Infectious disease specialist Jaime Nina considers that Portugal may be “relatively” rested in relation to the Marburg outbreak in Equatorial Guinea, despite the risk of imported cases.
In an interview with the Lusa agency regarding the outbreak of the disease in Equatorial Guinea, which has already caused nine deaths in this country and has spread to Cameroon, Jaime Nina recalled that Portugal has a response prepared and that it will be activated in suspected cases.
The system was tested several times during the threat of Ebola (a “cousin” virus of Marburg) in 2013 and 2014, in the face of an outbreak in Guinea-Conakry (which borders Guinea-Bissau), Sierra Leone and Liberia, electing as reference hospitals, São João, in Porto, and the Curry Cabral and Dona Estefânia hospitals, in Lisbon.
Relatively rare, but with a high lethality, Marburg disease represents a greater risk for Portugal when it reaches countries with greater connections, as happened in 2004 and 2005 in Angola, stage of the biggest outbreak in Marburg, with the epicenter in Uige.
According to Jaime Nina, who was present at the outbreak site at the time, of the 374 confirmed cases, 329 were fatal, which represents a lethality rate of 81%.
“The greatest risk is Angola, which probably has infected bats”, which at any moment can transmit the disease to a human, and it is a country with which Portugal has strong links, he said, adding: “If the person wants to worry , think of Angola”.
Regarding the current outbreak in Equatorial Guinea, a member of the Community of Portuguese Speaking Countries (CPLP), the infectiologist at Hospital Egas Moniz and professor of Infectious Diseases and Tropical Medicine at Universidade Nova de Lisboa says that there will be few travelers to and from Portugal, which then reduces the risk.
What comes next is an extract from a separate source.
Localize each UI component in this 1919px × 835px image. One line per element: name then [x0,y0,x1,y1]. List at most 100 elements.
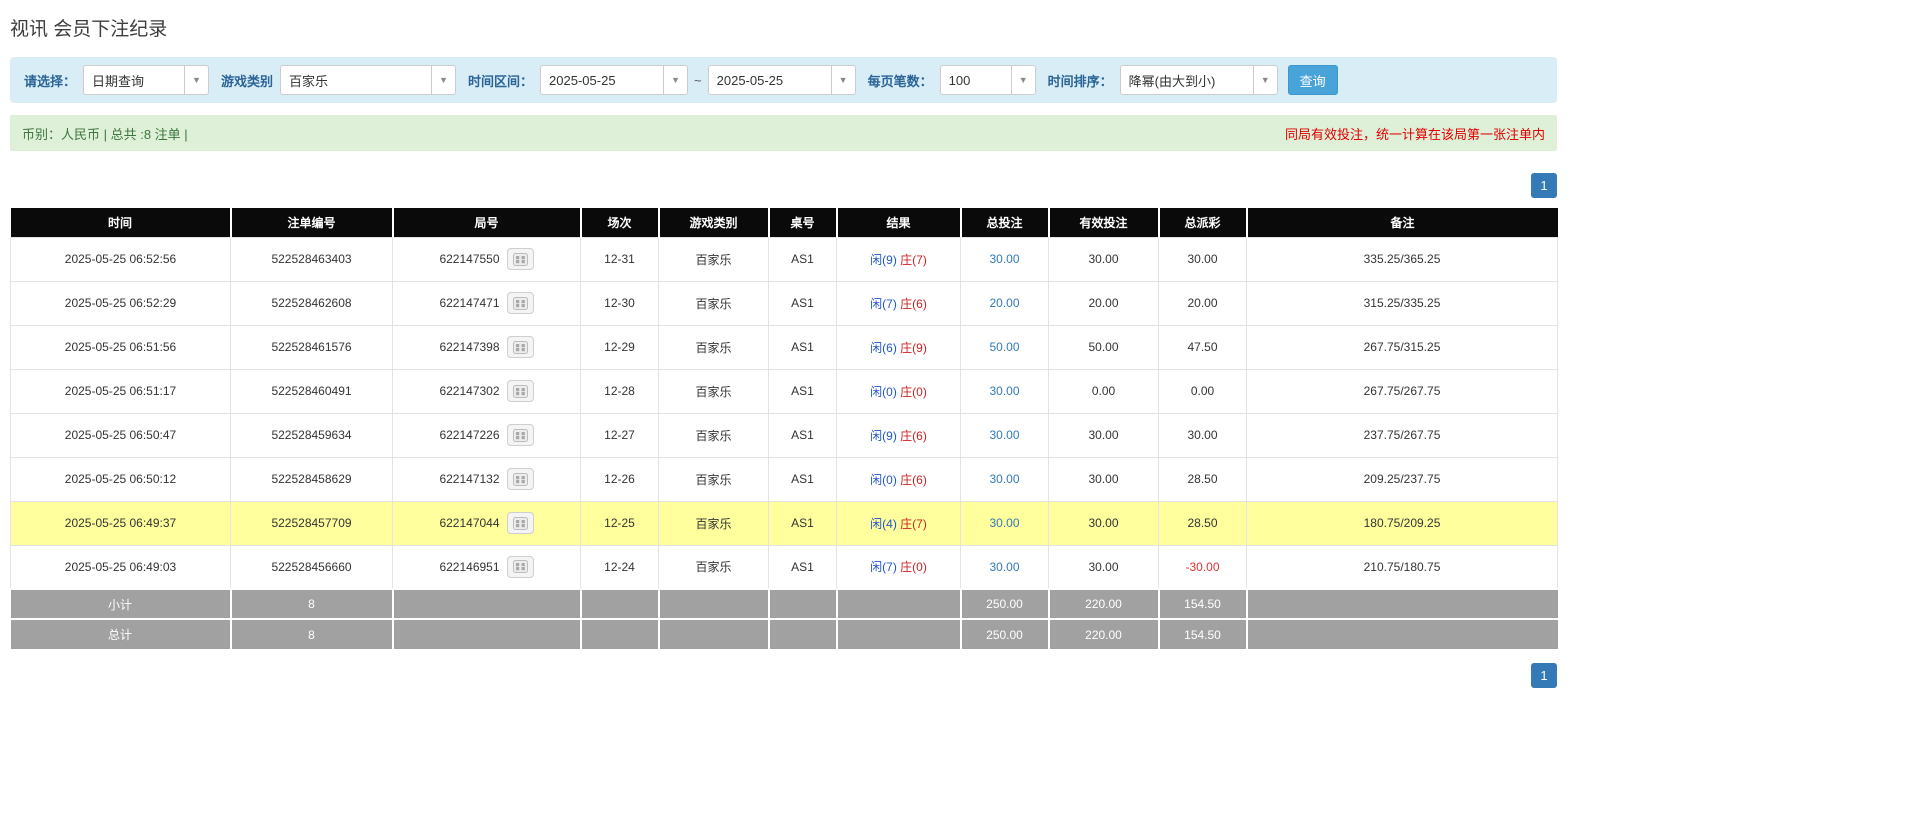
cell-table-no: AS1 [769,237,837,281]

Even so, he noted, there is always the risk of imported cases. But he recalled that contagion is “relatively difficult”, unlike viruses like the one that causes covid-19, requiring contact with the person, their blood, vomit or feces.
It is known that this hemorrhagic fever is caused by the Marburg virus, so named because it was identified in the German city of the same name in 1967, in a research center working with imported monkeys.
The reservoir of the virus is the bat, an animal that spends the night in the thin and high branches of trees, above the monkeys, to which it transmitted the virus, through the feces it manages to produce during sleep.
Jaime Nina mentions that there have been outbreaks throughout intertropical Africa: “Angola, the Democratic Republic of Congo, Uganda, Kenya, Guinea-Conakry and Cameroon. It was a matter of time before it was diagnosed in Equatorial Guinea”.
But he emphasizes that “you only find what you are looking for”. “For a case to be notified, there needs to be a case, someone to diagnose it and the diagnosed case to be notified. That is, doctors are needed to make the diagnosis and a public health network to notify cases, but in most countries Africans it doesn’t work,” he said.
For this reason, he concludes: “Most likely there were outbreaks without anyone noticing”, to which the isolation of infected people may have contributed.
A virus as lethal as that of Marburg requires rapid and timely screening, isolation of patients and their close contacts and adequate protection of health professionals, along with disinfection, measures that must be known to the population, so that this understand them at the time of their application.